Em vigor
desde esta quarta-feira (3), o novo limite dos juros do rotativo do cartão de
crédito é um importante passo para reduzir o endividamento no país, dizem
especialistas. Eles alertam, no entanto, que a medida vale apenas para novos
financiamentos e, mesmo com a redução, os juros continuam altos, e os
consumidores devem tomar cuidado para não se endividarem ainda mais.
Quando o
consumidor não paga o valor total da fatura do cartão de crédito até o
vencimento, automaticamente entra no crédito rotativo. Ou seja, contrai um
empréstimo e começa a pagar juros sobre o valor que não conseguiu quitar. O
problema é que a taxa do rotativo está entre as mais altas do mercado.
Segundo os
dados mais recentes do Banco Central (BC), em outubro juros do rotativo do
cartão de crédito estavam, em média, em 431,6% ao ano. Isso significa que uma pessoa que entre no rotativo em R$
100 e não quita o débito, deve o equivalente a R$ 531,60 após 12 meses.
Após 30 dias
no crédito rotativo, os consumidores devem quitar a dívida ou entrar no crédito parcelado e negociá-la com as
instituições financeiras.
Agora, essa
taxa de juros no rotativo terá um teto de 100%. Quem deixa de pagar uma fatura
de R$ 100, por exemplo, pode ter que pagar, no máximo, o equivalente a R$ 200
após 12 meses.
Segundo o
diretor Executivo do Procon-SP, Luiz Orsatti Filho, a medida é um passo
importante. No entanto, acredita que a taxa idealmente deveria ser ainda menor.
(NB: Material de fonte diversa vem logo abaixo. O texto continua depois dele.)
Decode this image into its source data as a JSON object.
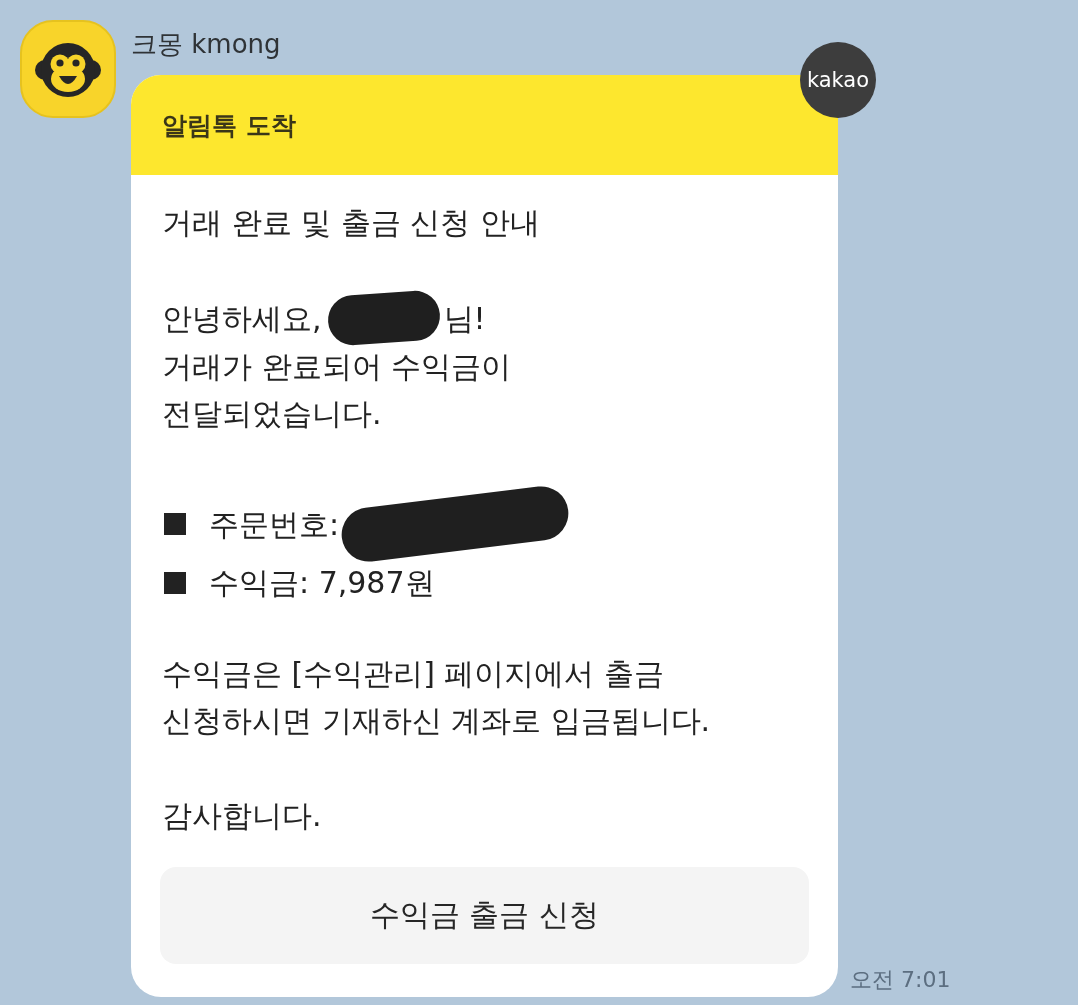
{
  "sender": {
    "name": "크몽 kmong"
  },
  "message": {
    "header": "알림톡 도착",
    "badge": "kakao",
    "heading": "거래 완료 및 출금 신청 안내",
    "greeting": {
      "before": "안녕하세요,",
      "redacted": true,
      "after": "님!"
    },
    "intro": "거래가 완료되어 수익금이\n전달되었습니다.",
    "details": [
      {
        "text": "주문번호:",
        "redacted": true
      },
      {
        "text": "수익금: 7,987원",
        "redacted": false
      }
    ],
    "note": "수익금은 [수익관리] 페이지에서 출금\n신청하시면 기재하신 계좌로 입금됩니다.",
    "closing": "감사합니다.",
    "button": "수익금 출금 신청"
  },
  "timestamp": "오전 7:01"
}
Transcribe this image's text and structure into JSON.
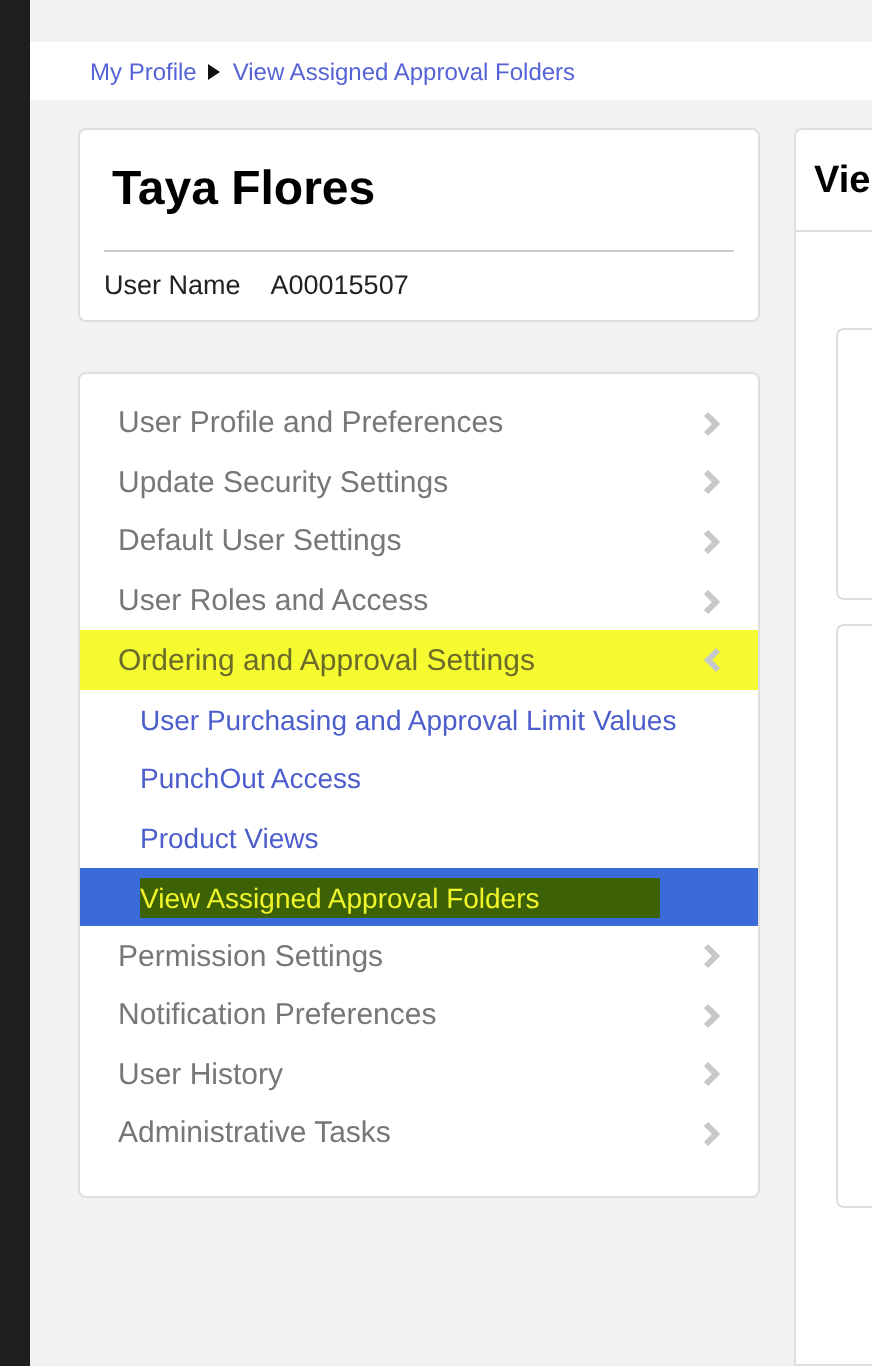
{
  "breadcrumb": [
    {
      "label": "My Profile"
    },
    {
      "label": "View Assigned Approval Folders"
    }
  ],
  "profile": {
    "name": "Taya Flores",
    "field_label": "User Name",
    "field_value": "A00015507"
  },
  "nav": [
    {
      "kind": "section",
      "label": "User Profile and Preferences",
      "expanded": false,
      "highlighted": false
    },
    {
      "kind": "section",
      "label": "Update Security Settings",
      "expanded": false,
      "highlighted": false
    },
    {
      "kind": "section",
      "label": "Default User Settings",
      "expanded": false,
      "highlighted": false
    },
    {
      "kind": "section",
      "label": "User Roles and Access",
      "expanded": false,
      "highlighted": false
    },
    {
      "kind": "section",
      "label": "Ordering and Approval Settings",
      "expanded": true,
      "highlighted": true
    },
    {
      "kind": "sub",
      "label": "User Purchasing and Approval Limit Values",
      "selected": false,
      "highlighted": false
    },
    {
      "kind": "sub",
      "label": "PunchOut Access",
      "selected": false,
      "highlighted": false
    },
    {
      "kind": "sub",
      "label": "Product Views",
      "selected": false,
      "highlighted": false
    },
    {
      "kind": "sub",
      "label": "View Assigned Approval Folders",
      "selected": true,
      "highlighted": true
    },
    {
      "kind": "section",
      "label": "Permission Settings",
      "expanded": false,
      "highlighted": false
    },
    {
      "kind": "section",
      "label": "Notification Preferences",
      "expanded": false,
      "highlighted": false
    },
    {
      "kind": "section",
      "label": "User History",
      "expanded": false,
      "highlighted": false
    },
    {
      "kind": "section",
      "label": "Administrative Tasks",
      "expanded": false,
      "highlighted": false
    }
  ],
  "main_panel": {
    "title": "Vie"
  }
}
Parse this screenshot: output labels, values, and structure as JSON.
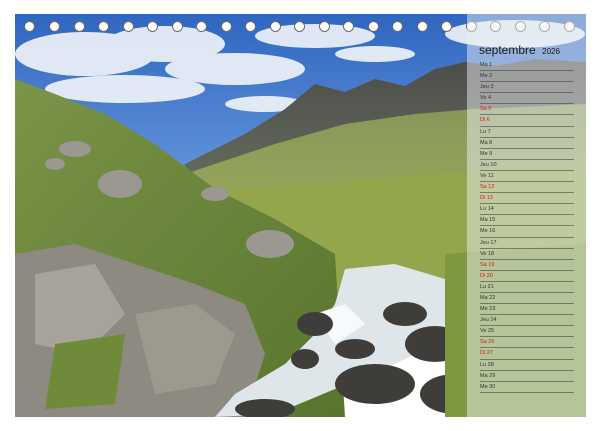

“[A medida] vai beneficiar o público em geral e não apenas o superendividado,
que tem essa dívida com o cartão de crédito, mas o público em geral que, às
vezes, precisa fazer algum tipo de financiamento”, diz. “Para um país como o
Brasil, esse índice infelizmente ainda é muito alto. É um passo importante, mas
ainda temos muito a caminhar, mas não deixa de ser um passo importante”,
acrescenta.
ESTATÍSTICAS
No Brasil,
três a cada quatro famílias estão endividadas. Segundo a Confederação Nacional
do Comércio de Bens, Serviços e Turismo (CNC), 76,6% das famílias brasileiras têm dívidas a
vencer em cartão de crédito, cheque especial, carnê de loja, crédito
consignado, empréstimo pessoal, cheque pré-datado e prestações de carro e da
casa. O maior percentual de dívidas em atraso (36,6%) é dos consumidores de
baixa renda, de até três salários mínimos.
A pesquisa mostra
também que o cartão de crédito ainda é o mais usado pelos endividados,
atingindo 87,7% do total de devedores. “Qualquer crédito deve ser a última
opção de qualquer situação. Pode ser uma emergência, pode ser o acaso, mas deve
ser a última opção, e claro, procurar instituições financeiras autorizadas pelo
Banco Central, não qualquer tipo de agente não oficial. E, claro, buscar o
crédito mais barato, seja ele consignado, pessoal e, por último o rotativo”,
diz Orsatti Filho.
CRESCIMENTO ECONÔMICO
Segundo o
presidente do Instituto Locomotiva e fundador do Data Favela, Renato Meirelles,
a medida é acertada, uma vez que o rotativo é uma das maiores causas do
endividamento. “Os juros do rotativo eram maiores do que os que qualquer
consumidor de baixa renda pagaria a um agiota do bairro onde mora, por exemplo.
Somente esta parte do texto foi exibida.